I am so aware of the ticking of the clock. I know how little time there is left of this particular girl before she is replaced with an older, wiser, more grown up girl. She will be just as fabulous, but she will not be this child.
She can only be little for a little while more.
Someday soon, Annalee will outgrow Harry Potter. Before I know it, it will be time for training bras… dating… college classes… In ten short years, her childhood will be a distant memory.
Tomorrow, Anna says she’s going to wake at 6:45 so she can make Daddy a special egg for when he wakes up. I think I’ll wake up early too, and maybe do that craft.
“The days are long but the years are short.”
(Anonymous)
Wow, this almost made me cry. My baby girls are 7, 9, and almost 12. My little girl days are limited, too. Thanks for helping me stop and take notice.
I was sitting cuddling my 3 year old niece today thinking that same sort of thing – in 10 years my “baby” will be about to turn 18. I was talking to her dad about how quickly they grow up – one day they’re 3, the next they’re 7 and before you know they’re grown up..
Gorgeous post as usual 🙂
yup.

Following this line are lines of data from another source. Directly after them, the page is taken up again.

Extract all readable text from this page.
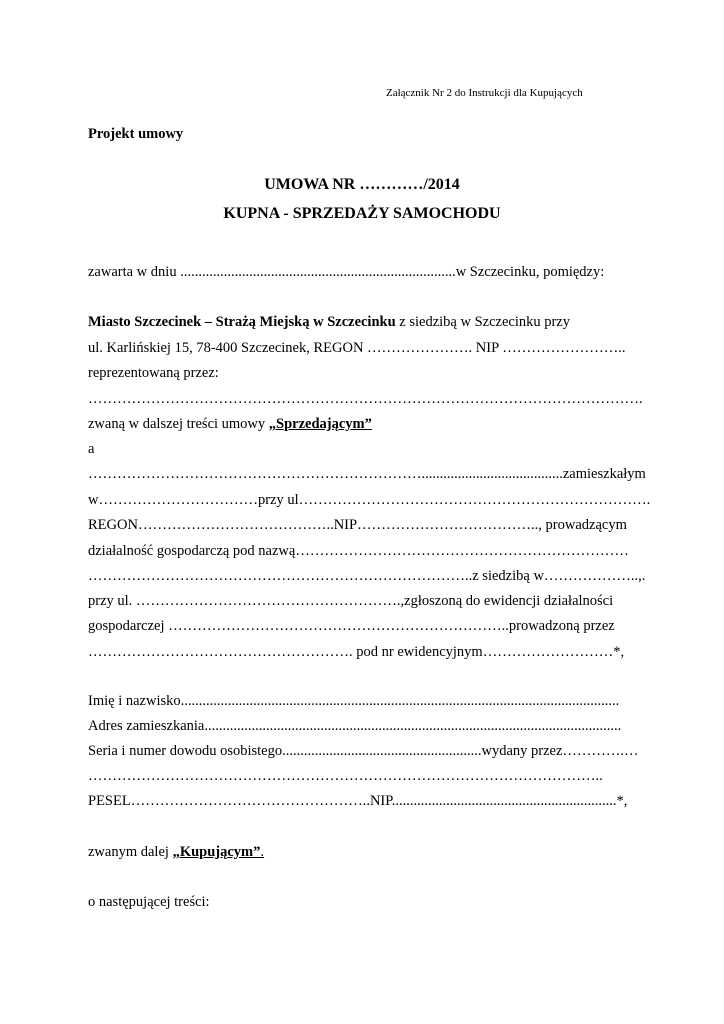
Załącznik Nr 2 do Instrukcji dla Kupujących
Projekt umowy
UMOWA NR …………/2014
KUPNA - SPRZEDAŻY SAMOCHODU
zawarta w dniu ............................................................................w Szczecinku, pomiędzy:
Miasto Szczecinek – Strażą Miejską w Szczecinku z siedzibą w Szczecinku przy
ul. Karlińskiej 15, 78-400 Szczecinek, REGON …………………. NIP ……………………..
reprezentowaną przez:
…………………………………………………………………………………………………….
zwaną w dalszej treści umowy „Sprzedającym”
a
…………………………………………………………….......................................zamieszkałym
w……………………………przy ul……………………………………………………………….
REGON…………………………………..NIP……………………………….., prowadzącym
działalność gospodarczą pod nazwą……………………………………………………………
……………………………………………………………………..z siedzibą w………………..,.
przy ul. ……………………………………………….,zgłoszoną do ewidencji działalności
gospodarczej ……………………………………………………………..prowadzoną przez
………………………………………………. pod nr ewidencyjnym………………………*,
Imię i nazwisko.........................................................................................................................
Adres zamieszkania...................................................................................................................
Seria i numer dowodu osobistego.......................................................wydany przez………….…
……………………………………………………………………………………………..
PESEL…………………………………………..NIP..............................................................*,
zwanym dalej „Kupującym”.
o następującej treści:
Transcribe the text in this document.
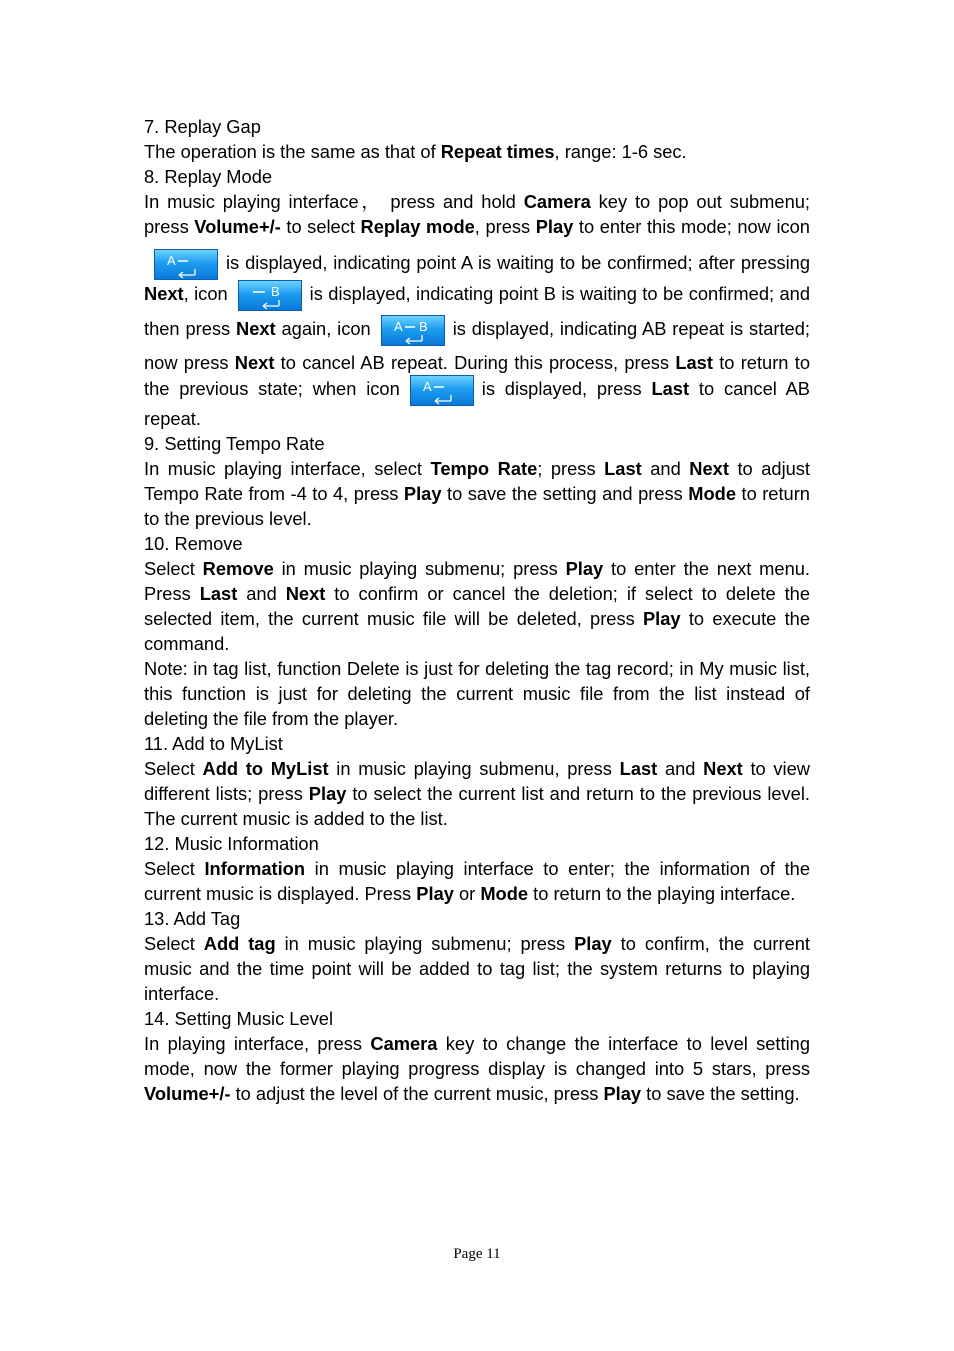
7. Replay Gap

The operation is the same as that of Repeat times, range: 1-6 sec.

8. Replay Mode

In music playing interface， press and hold Camera key to pop out submenu; press Volume+/- to select Replay mode, press Play to enter this mode; now icon
A	is displayed, indicating point A is waiting to be confirmed; after pressing Next, icon	B is displayed, indicating point B is waiting to be confirmed; and then press Next again, icon A B is displayed, indicating AB repeat is started; now press Next to cancel AB repeat. During this process, press Last to return to the previous state; when icon A	is displayed, press Last to cancel AB repeat.

9. Setting Tempo Rate

In music playing interface, select Tempo Rate; press Last and Next to adjust Tempo Rate from -4 to 4, press Play to save the setting and press Mode to return to the previous level.

10. Remove

Select Remove in music playing submenu; press Play to enter the next menu. Press Last and Next to confirm or cancel the deletion; if select to delete the selected item, the current music file will be deleted, press Play to execute the command.

Note: in tag list, function Delete is just for deleting the tag record; in My music list, this function is just for deleting the current music file from the list instead of deleting the file from the player.

11. Add to MyList

Select Add to MyList in music playing submenu, press Last and Next to view different lists; press Play to select the current list and return to the previous level. The current music is added to the list.

12. Music Information

Select Information in music playing interface to enter; the information of the current music is displayed. Press Play or Mode to return to the playing interface.

13. Add Tag

Select Add tag in music playing submenu; press Play to confirm, the current music and the time point will be added to tag list; the system returns to playing interface.

14. Setting Music Level

In playing interface, press Camera key to change the interface to level setting mode, now the former playing progress display is changed into 5 stars, press Volume+/- to adjust the level of the current music, press Play to save the setting.

Page 11
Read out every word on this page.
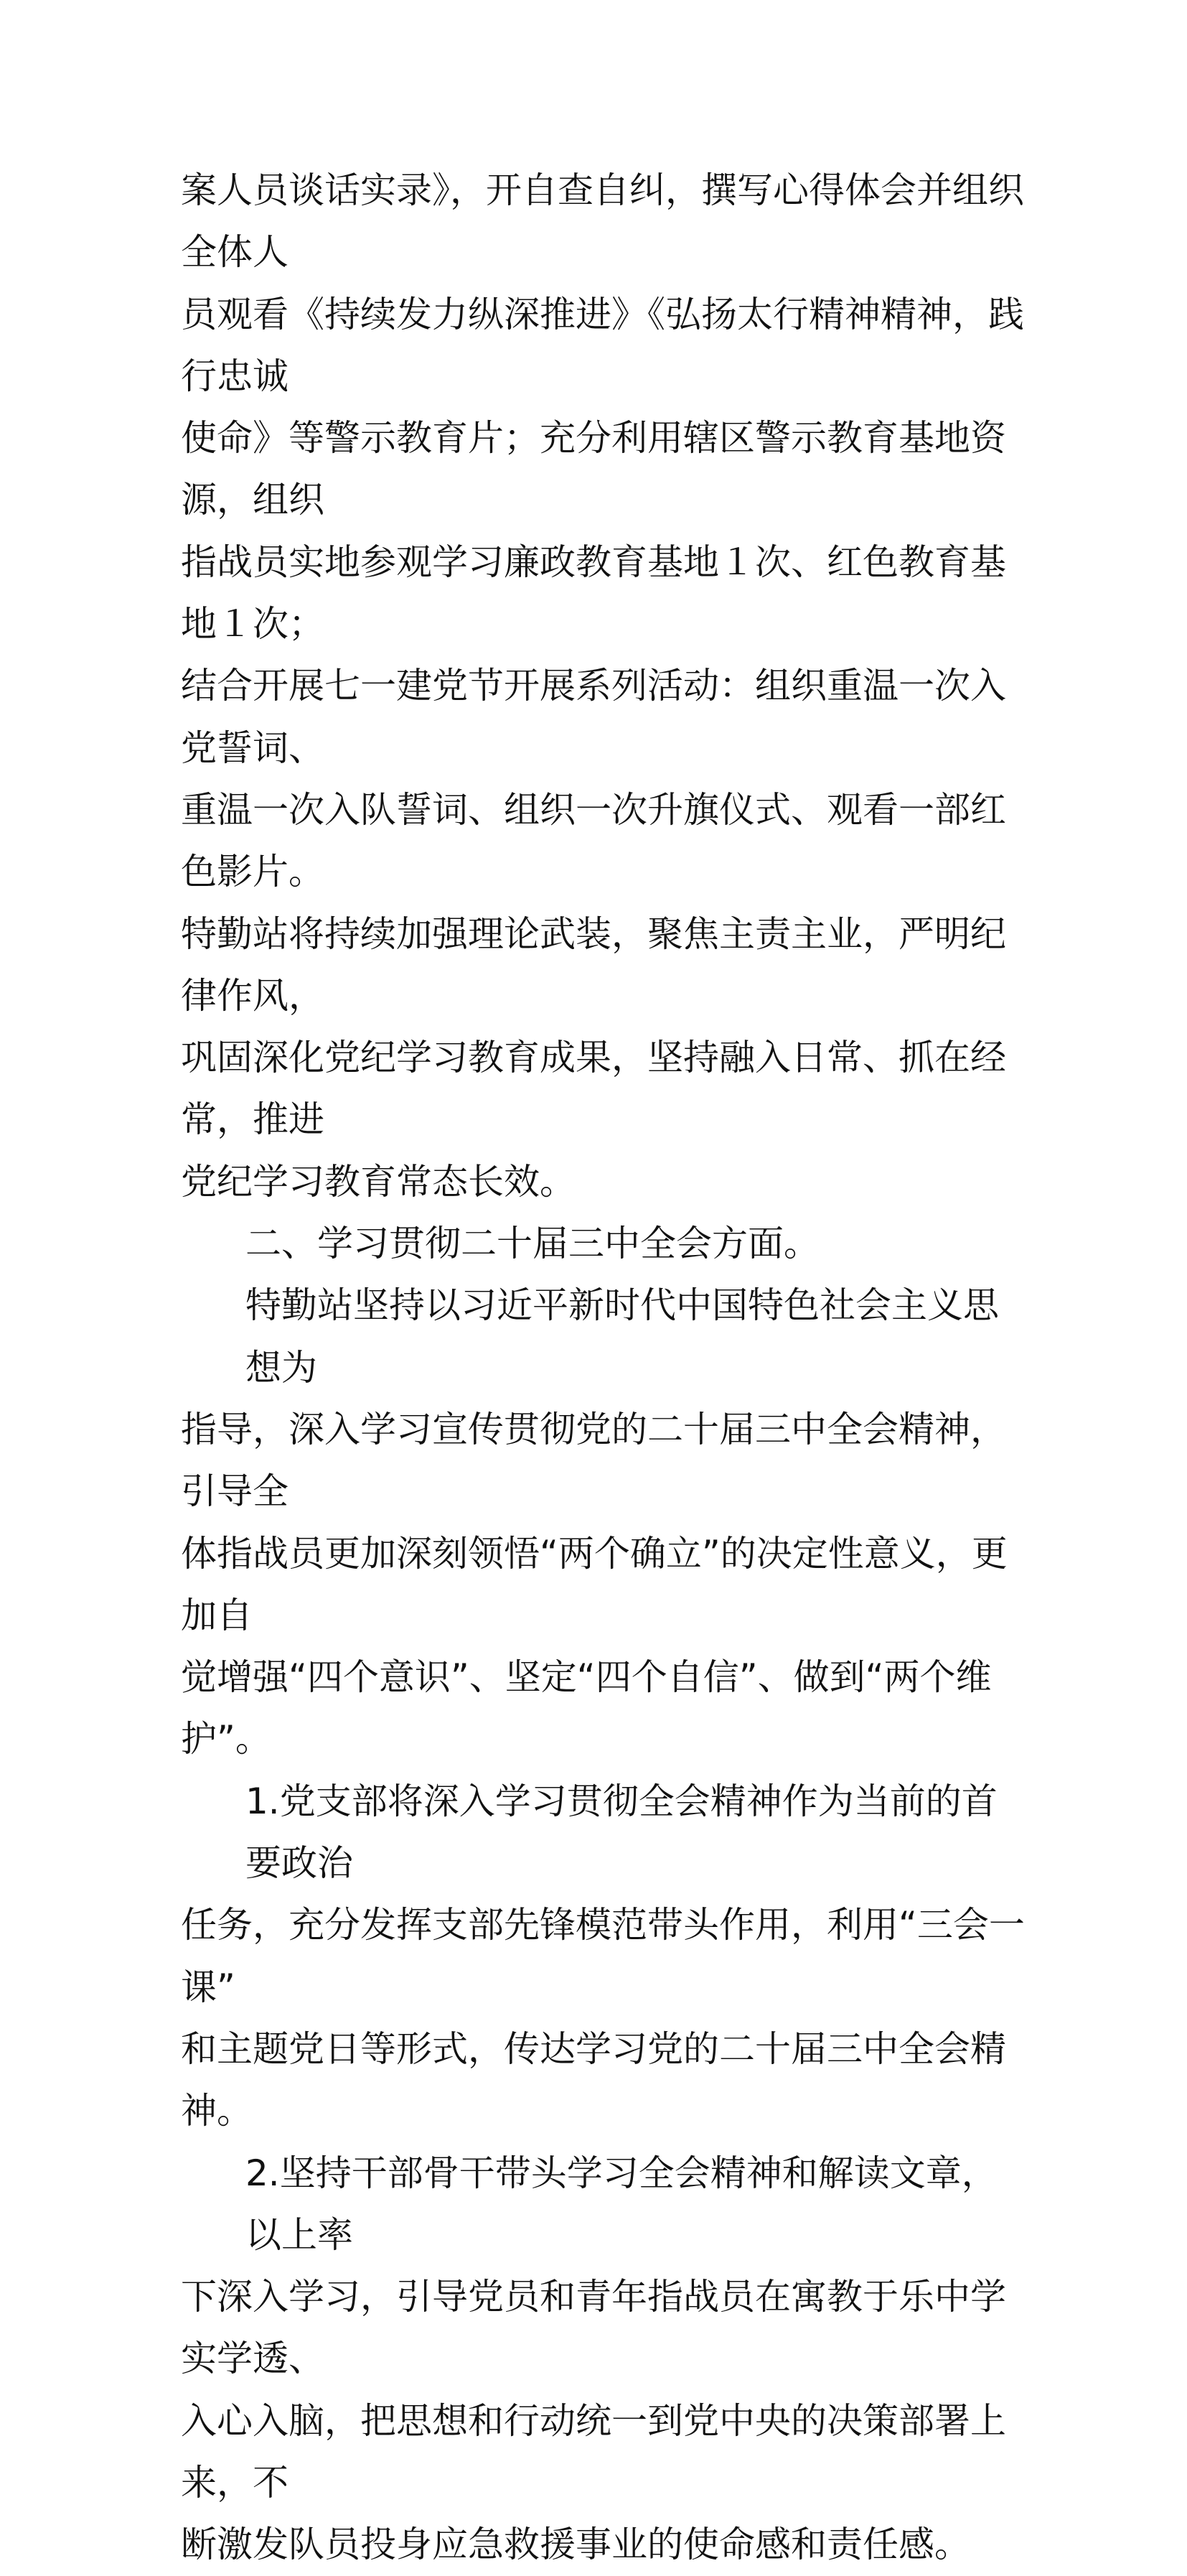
案人员谈话实录》，开自查自纠，撰写心得体会并组织全体人
员观看《持续发力纵深推进》《弘扬太行精神精神，践行忠诚
使命》等警示教育片；充分利用辖区警示教育基地资源，组织
指战员实地参观学习廉政教育基地１次、红色教育基地１次；
结合开展七一建党节开展系列活动：组织重温一次入党誓词、
重温一次入队誓词、组织一次升旗仪式、观看一部红色影片。
特勤站将持续加强理论武装，聚焦主责主业，严明纪律作风，
巩固深化党纪学习教育成果，坚持融入日常、抓在经常，推进
党纪学习教育常态长效。
二、学习贯彻二十届三中全会方面。
特勤站坚持以习近平新时代中国特色社会主义思想为
指导，深入学习宣传贯彻党的二十届三中全会精神，引导全
体指战员更加深刻领悟“两个确立”的决定性意义，更加自
觉增强“四个意识”、坚定“四个自信”、做到“两个维
护”。
1.党支部将深入学习贯彻全会精神作为当前的首要政治
任务，充分发挥支部先锋模范带头作用，利用“三会一课”
和主题党日等形式，传达学习党的二十届三中全会精神。
2.坚持干部骨干带头学习全会精神和解读文章，以上率
下深入学习，引导党员和青年指战员在寓教于乐中学实学透、
入心入脑，把思想和行动统一到党中央的决策部署上来，不
断激发队员投身应急救援事业的使命感和责任感。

I was thinking the same thing the other day. Soon the toys will be gone, the days of wanting to be with me constantly will be replaced with days of me wondering where she is and she’ll be holed up in her room with a book. The pretty and the frilly and the dress up will morph away and my little girl will become my young lady. It’s a shock when you walk through a store and realise you don’t have anyone to buy a pretty little dress for…
My oldest little girl is about to turn ten…this really hits home; it seems that one minute I look at her and she’s the same exuberant curly-headed thing she was a few years ago, and another moment I look at her and almost see the young lady she will be in a few more years…I’m so proud of how she’s growing but I want her to stop, too. I have three more little girls but I know the time will pass just as quickly.
I can feel your sadness. But I must admit I also feel envy, for I will not get a chance to raise a little girl at all. “Don’t cry because it’s over, be thankful because it happened.” –Dr. Seuss.
Oh Risa, what a bittersweet point. I didn’t mean for the post to be too sad, though. I keep this in my mind so I remember to cherish what I have now — crazy-making days and all.